Swede Posted May 1, 2008 Posted May 1, 2008 A few years ago, I saw a demonstration of a pretty unique system. A bottle of white prilled chemical is mixed with what appeared to be pyro-grade aluminum flake. The mixture is casually mixed, about a tablespoon of Al powder to about 8 ounce volume of salts, then the bottle is capped, and becomes a target for rifle shooters. When hit, the blast was very impressive, not requiring any confinement. But interestingly, the material was NOT sensitive. On the contrary, it requires either a blasting cap, or a solid hit from a high-velocity rifle bullet. A pistol bullet will not set it off. I snooped a bit more and found out that the bulk chemical was a mix of ammonium perch and ammonium nitrate, unknown proportions. The material was very coarse (prills), not a fine powder. I found out the metal powder was in fact Al. These targets are still beig sold despite a few morons doing stupid things with them. My main question is on the chemistry of this material. The stability of it is impressive, and I wonder if the stability of the composition is due to the coarse nature of the ammonium salts, or perhaps the proportions. Ammonium nitrate is not a particularly sensitive salt. I'm thinking it might be a useful composition for pyrotechnics, and by altering the proportions (and the mesh size) of the ammonium salts, one could engineer a sensitivity appropriate for pyro use, or better yet, it would almost be a case of engineering whatever sensitivity you might need for a particular application. Summary: Prilled NH4CLO4 + NH4NO3 + Al powder = insensitive but potent explosive material.
TheSidewinder Posted May 1, 2008 Posted May 1, 2008 I wonder if you're talking about Tannerite? Some moron here in MN set off 100 pounds of the stuff in the back of a junked out dumptruck. He'll be cooling his heels in jail for some time as a result of this, I think. What a freaking idiot.
Swede Posted May 1, 2008 Author Posted May 1, 2008 Yes that is what it is. I found out the proportions - 75% nitrate, 25% perchlorate, and the al powder has 5% zirconium hydride. Could it become a useful pyro comp by altering the proportions at all? As it is now, it is too insensitive. I'm thinking it might be useful in some way as a safer alternative to traditional flash mixtures.
TheSidewinder Posted May 1, 2008 Posted May 1, 2008 Well, I'm not the one to ask. Mumbles might know, or one of the chem-heads here. I think this has been covered before (here?) and the concensus was that it isn't suitable for pyro uses.
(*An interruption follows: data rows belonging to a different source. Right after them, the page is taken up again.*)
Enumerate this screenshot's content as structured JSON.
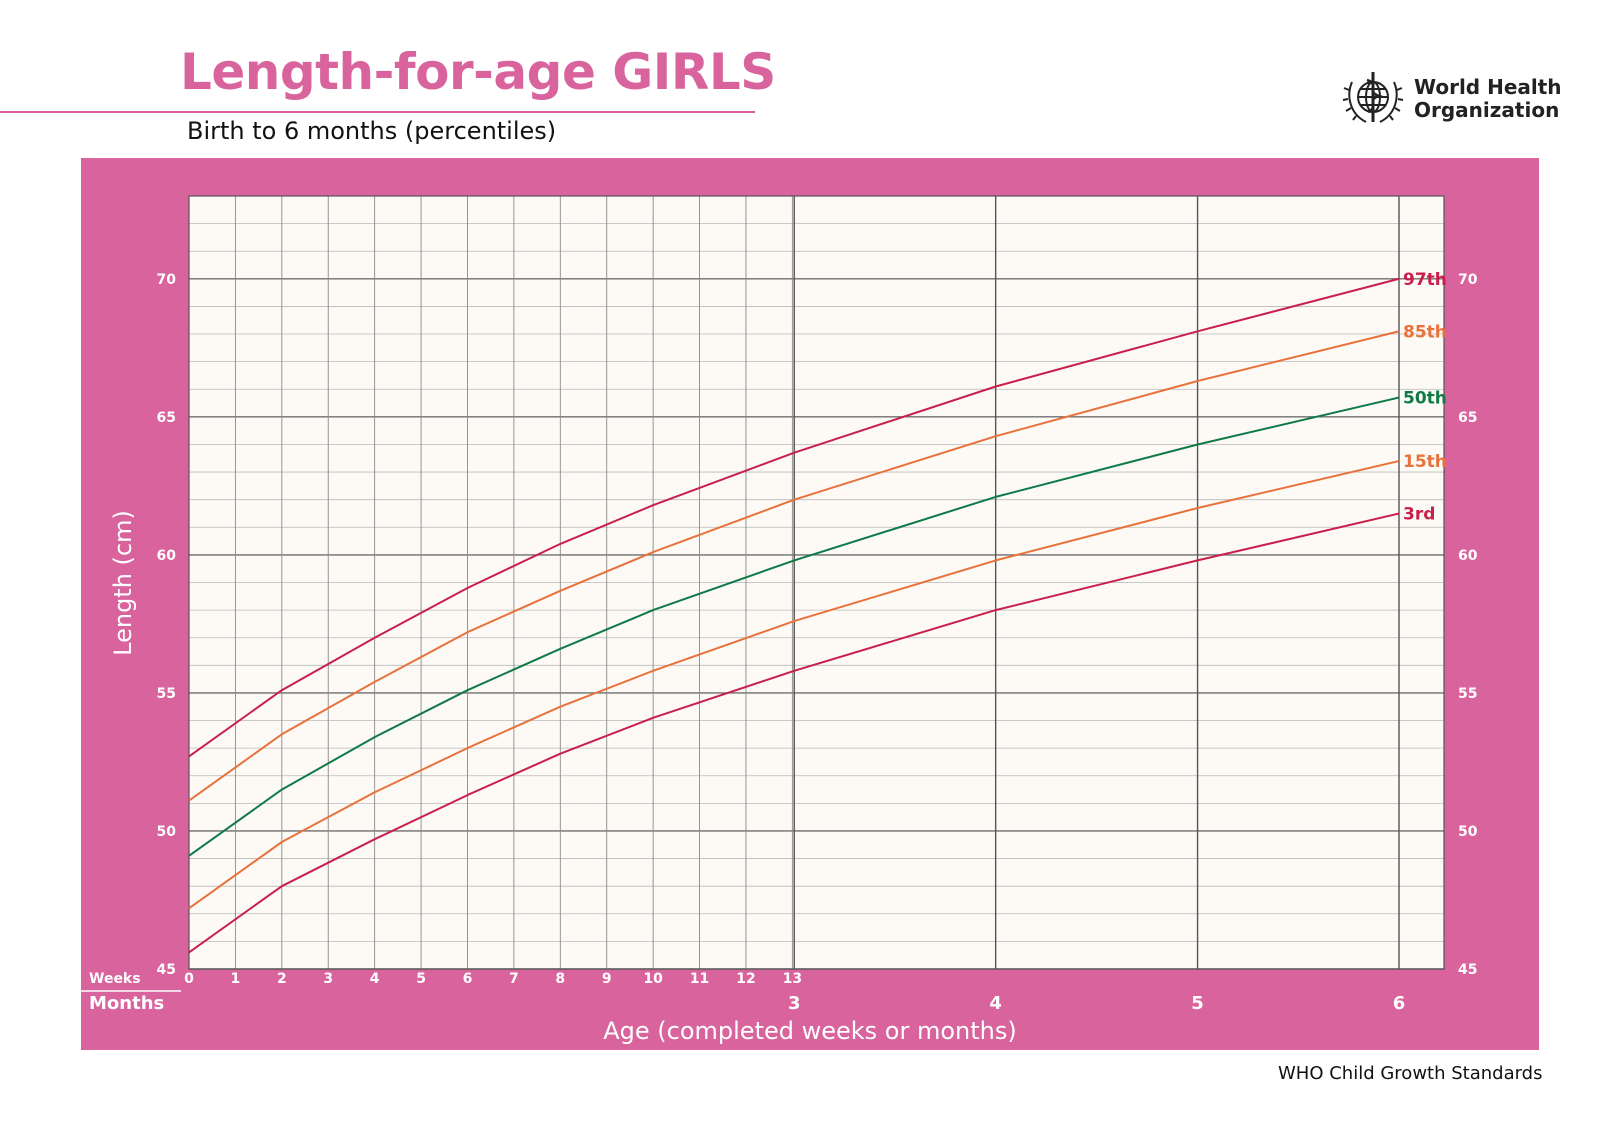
{
  "header": {
    "title": "Length-for-age GIRLS",
    "subtitle": "Birth to 6 months (percentiles)"
  },
  "logo": {
    "line1": "World Health",
    "line2": "Organization",
    "icon": "who-emblem-icon"
  },
  "footer": {
    "text": "WHO Child Growth Standards"
  },
  "colors": {
    "brand_pink": "#d8639d",
    "plot_background": "#fdfaf6",
    "p3": "#c8204a",
    "p15": "#e8723c",
    "p50": "#0f7a45",
    "p85": "#e8723c",
    "p97": "#c8204a"
  },
  "chart_data": {
    "type": "line",
    "title": "Length-for-age GIRLS",
    "subtitle": "Birth to 6 months (percentiles)",
    "xlabel": "Age (completed weeks or months)",
    "ylabel": "Length (cm)",
    "x_units": "weeks",
    "xlim": [
      0,
      26
    ],
    "ylim": [
      45,
      73
    ],
    "grid": true,
    "weeks_axis_label": "Weeks",
    "months_axis_label": "Months",
    "week_ticks": [
      "0",
      "1",
      "2",
      "3",
      "4",
      "5",
      "6",
      "7",
      "8",
      "9",
      "10",
      "11",
      "12",
      "13"
    ],
    "month_ticks": [
      {
        "label": "3",
        "week": 13.04
      },
      {
        "label": "4",
        "week": 17.38
      },
      {
        "label": "5",
        "week": 21.73
      },
      {
        "label": "6",
        "week": 26.07
      }
    ],
    "y_ticks": [
      "45",
      "50",
      "55",
      "60",
      "65",
      "70"
    ],
    "x": [
      0,
      2,
      4,
      6,
      8,
      10,
      13.04,
      17.38,
      21.73,
      26.07
    ],
    "series": [
      {
        "name": "3rd",
        "color": "#c8204a",
        "values": [
          45.6,
          48.0,
          49.7,
          51.3,
          52.8,
          54.1,
          55.8,
          58.0,
          59.8,
          61.5
        ]
      },
      {
        "name": "15th",
        "color": "#e8723c",
        "values": [
          47.2,
          49.6,
          51.4,
          53.0,
          54.5,
          55.8,
          57.6,
          59.8,
          61.7,
          63.4
        ]
      },
      {
        "name": "50th",
        "color": "#0f7a45",
        "values": [
          49.1,
          51.5,
          53.4,
          55.1,
          56.6,
          58.0,
          59.8,
          62.1,
          64.0,
          65.7
        ]
      },
      {
        "name": "85th",
        "color": "#e8723c",
        "values": [
          51.1,
          53.5,
          55.4,
          57.2,
          58.7,
          60.1,
          62.0,
          64.3,
          66.3,
          68.1
        ]
      },
      {
        "name": "97th",
        "color": "#c8204a",
        "values": [
          52.7,
          55.1,
          57.0,
          58.8,
          60.4,
          61.8,
          63.7,
          66.1,
          68.1,
          70.0
        ]
      }
    ]
  }
}
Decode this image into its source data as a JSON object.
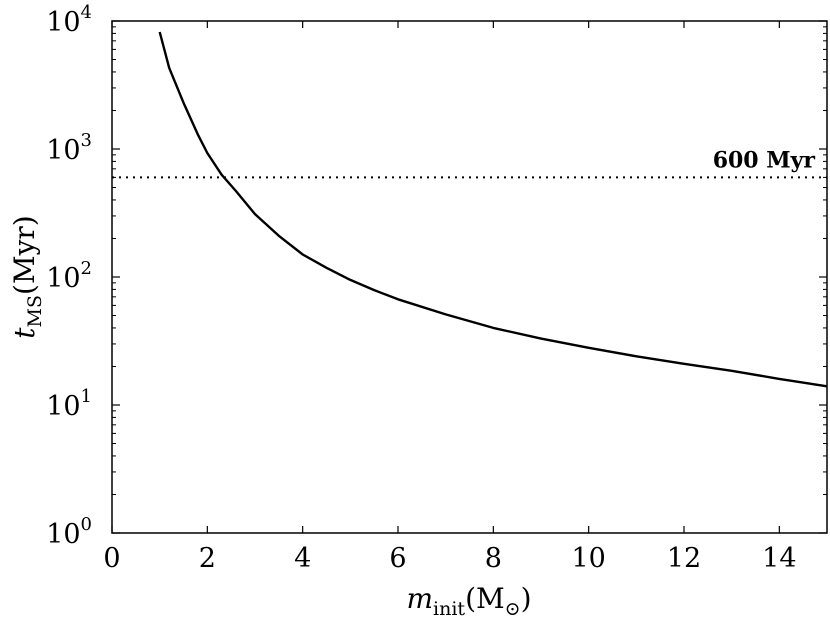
{
  "chart_data": {
    "type": "line",
    "x_axis": {
      "label_main": "m",
      "label_sub": "init",
      "label_rest": "(M",
      "label_sub2": "⊙",
      "label_close": ")",
      "range": [
        0,
        15
      ],
      "ticks": [
        0,
        2,
        4,
        6,
        8,
        10,
        12,
        14
      ],
      "tick_labels": [
        "0",
        "2",
        "4",
        "6",
        "8",
        "10",
        "12",
        "14"
      ]
    },
    "y_axis": {
      "label_main": "t",
      "label_sub": "MS",
      "label_rest": "(Myr)",
      "scale": "log",
      "range": [
        1,
        10000
      ],
      "tick_base": "10",
      "tick_exponents": [
        "0",
        "1",
        "2",
        "3",
        "4"
      ],
      "tick_values": [
        1,
        10,
        100,
        1000,
        10000
      ]
    },
    "series": [
      {
        "style": "solid",
        "color": "#000000",
        "x": [
          1.0,
          1.2,
          1.5,
          1.8,
          2.0,
          2.3,
          2.6,
          3.0,
          3.5,
          4.0,
          4.5,
          5.0,
          5.5,
          6.0,
          7.0,
          8.0,
          9.0,
          10.0,
          11.0,
          12.0,
          13.0,
          14.0,
          15.0
        ],
        "y": [
          8200,
          4300,
          2300,
          1300,
          930,
          630,
          470,
          310,
          210,
          150,
          118,
          95,
          79,
          67,
          51,
          40,
          33,
          28,
          24,
          21,
          18.5,
          16,
          14
        ]
      }
    ],
    "annotations": [
      {
        "type": "hline",
        "y": 600,
        "style": "dotted",
        "label": "600 Myr"
      }
    ],
    "grid": false,
    "legend": "none"
  }
}
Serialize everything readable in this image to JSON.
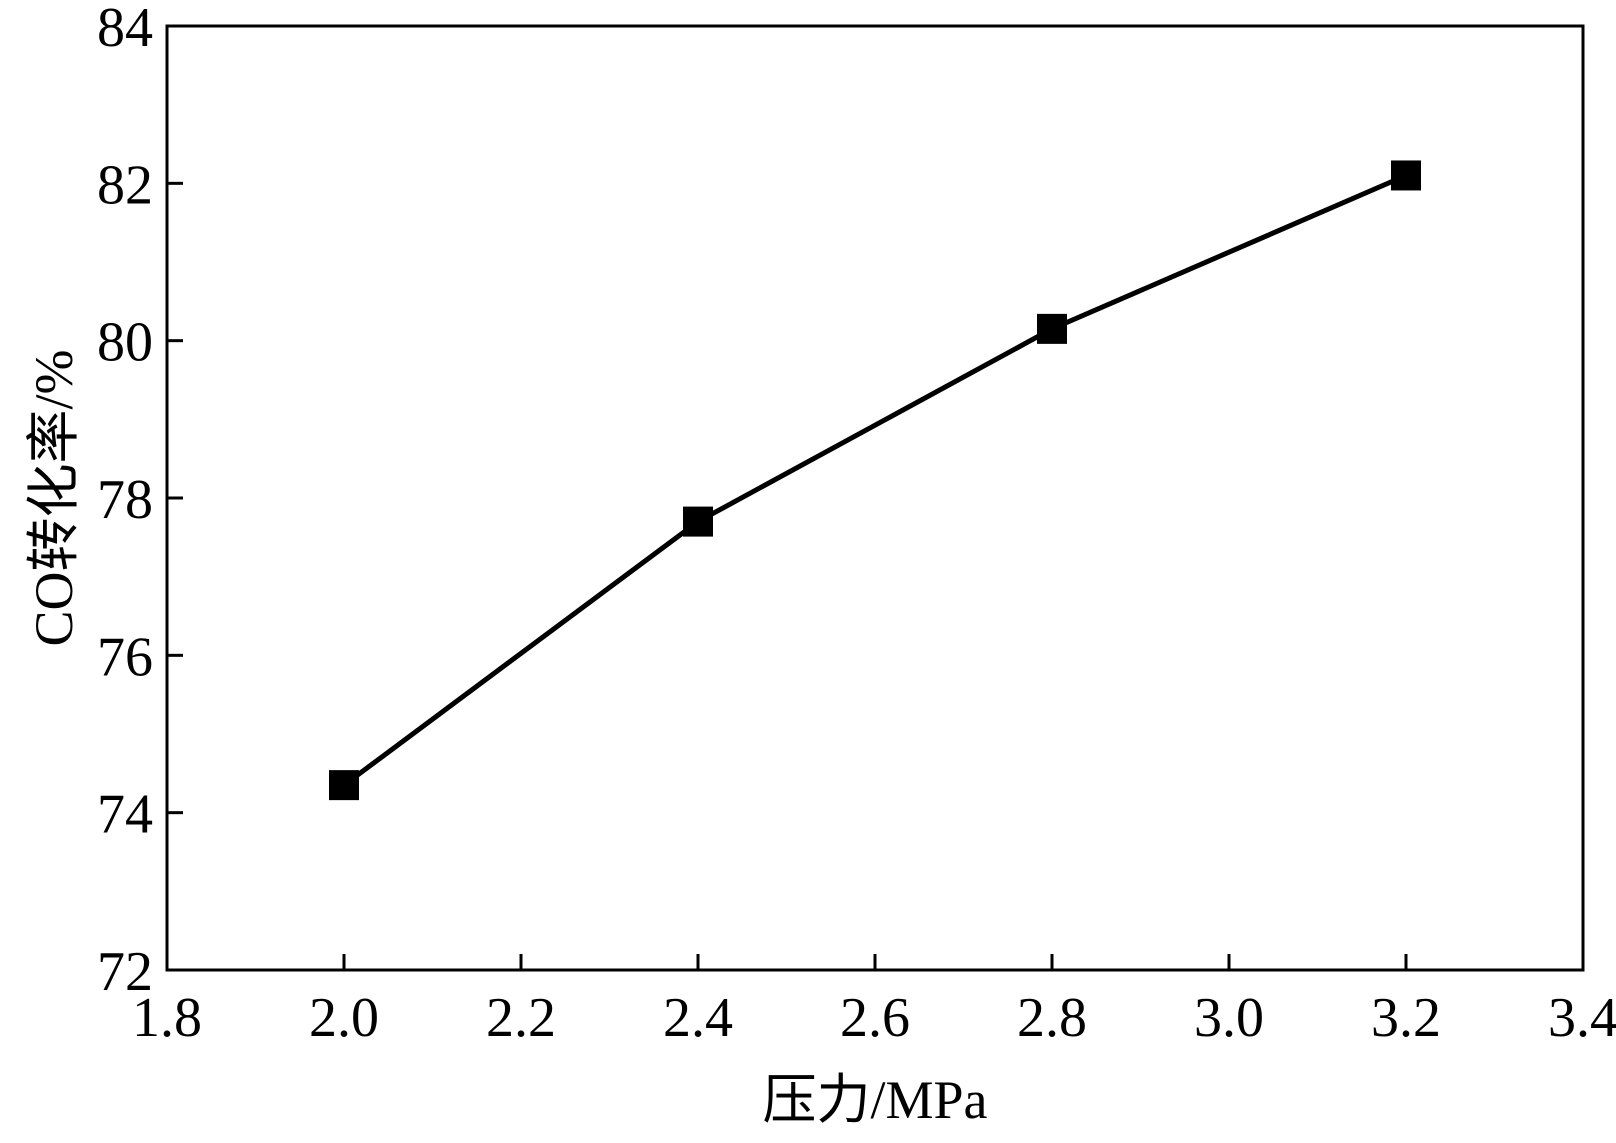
{
  "chart_data": {
    "type": "line",
    "title": "",
    "xlabel": "压力/MPa",
    "ylabel": "CO转化率/%",
    "xlim": [
      1.8,
      3.4
    ],
    "ylim": [
      72,
      84
    ],
    "x_ticks": [
      "1.8",
      "2.0",
      "2.2",
      "2.4",
      "2.6",
      "2.8",
      "3.0",
      "3.2",
      "3.4"
    ],
    "y_ticks": [
      "72",
      "74",
      "76",
      "78",
      "80",
      "82",
      "84"
    ],
    "grid": false,
    "legend": "none",
    "marker": "square",
    "line_color": "#000000",
    "series": [
      {
        "x": [
          2.0,
          2.4,
          2.8,
          3.2
        ],
        "y": [
          74.35,
          77.7,
          80.15,
          82.1
        ]
      }
    ]
  }
}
Cost may have been a big factor, but I'm not sure.
jacob Posted May 1, 2008 Posted May 1, 2008 That guys real downfall (as I understand it) is that he let it off to close to a Nuclear power plant, which was quickly powered down or put on alert or something, made alot of people pretty unhappy. Swede, this link might be helpfull linkTurns out that Copper oxide/Al powder makes for quite a reactive mix.
FrankRizzo Posted May 1, 2008 Posted May 1, 2008 As usual, the media blew that whole issue out of proportion. The power plant was simply put on alert, which means the gates were secured. There was no reduction in power or any other silliness.
NightHawkInLight Posted May 2, 2008 Posted May 2, 2008 I don't think this could ever have pyro purposes, it is not flammable in any way. At least not without a significantly larger amount of fuel. You could not simply stick a fuse in it and use it as flash. The mixture detonates via decomposition (and a bit of combustion as the Al uses up the excess oxygen released) which is something you don't want any sort of firework doing. It does however preform its purpose as an entertaining rifle target
Swede Posted May 2, 2008 Author Posted May 2, 2008 It does however preform its purpose as an entertaining rifle target That it does, very well. At a thanksgiving shoot, a guy overcooked a turkey. It was inedible. Into the beast went a bottle of the binary, and the turkey carcass was hung on a stake. A guy from England was given the honors. Deep-fried turkey parts rained. Of course commonly there are idiots who put the stuff inside a metallic object like an oven or fridge, and there are plenty of videos of entire doors and panels flying 100+ yards directly back at the firing line. Too bad that variations of this comp are not useful for pyrotechnics. It would certainly be nice to be able to replace flash powder with something significantly less sensitive, and that could be initiated not with a shock wave but via flame.
qwezxc12 Posted May 2, 2008 Posted May 2, 2008 Lot of info in this thread already:Binary Impact Sensitive Explosives 1
hst45 Posted May 3, 2008 Posted May 3, 2008 I snooped a bit more and found out that the bulk chemical was a mix of ammonium perch and ammonium nitrate, unknown proportions.I can't see ammonium nitrate bases comps having a good usage in pyrotechnics; it seems to me that it's too hygroscopic to store well. Tannerite is mixed and used on the same day so this isn't an issue.
psyco_1322 Posted May 3, 2008 Posted May 3, 2008 Yep and it isnt magically resistant to the hygroscopicity of NH4NO3 either.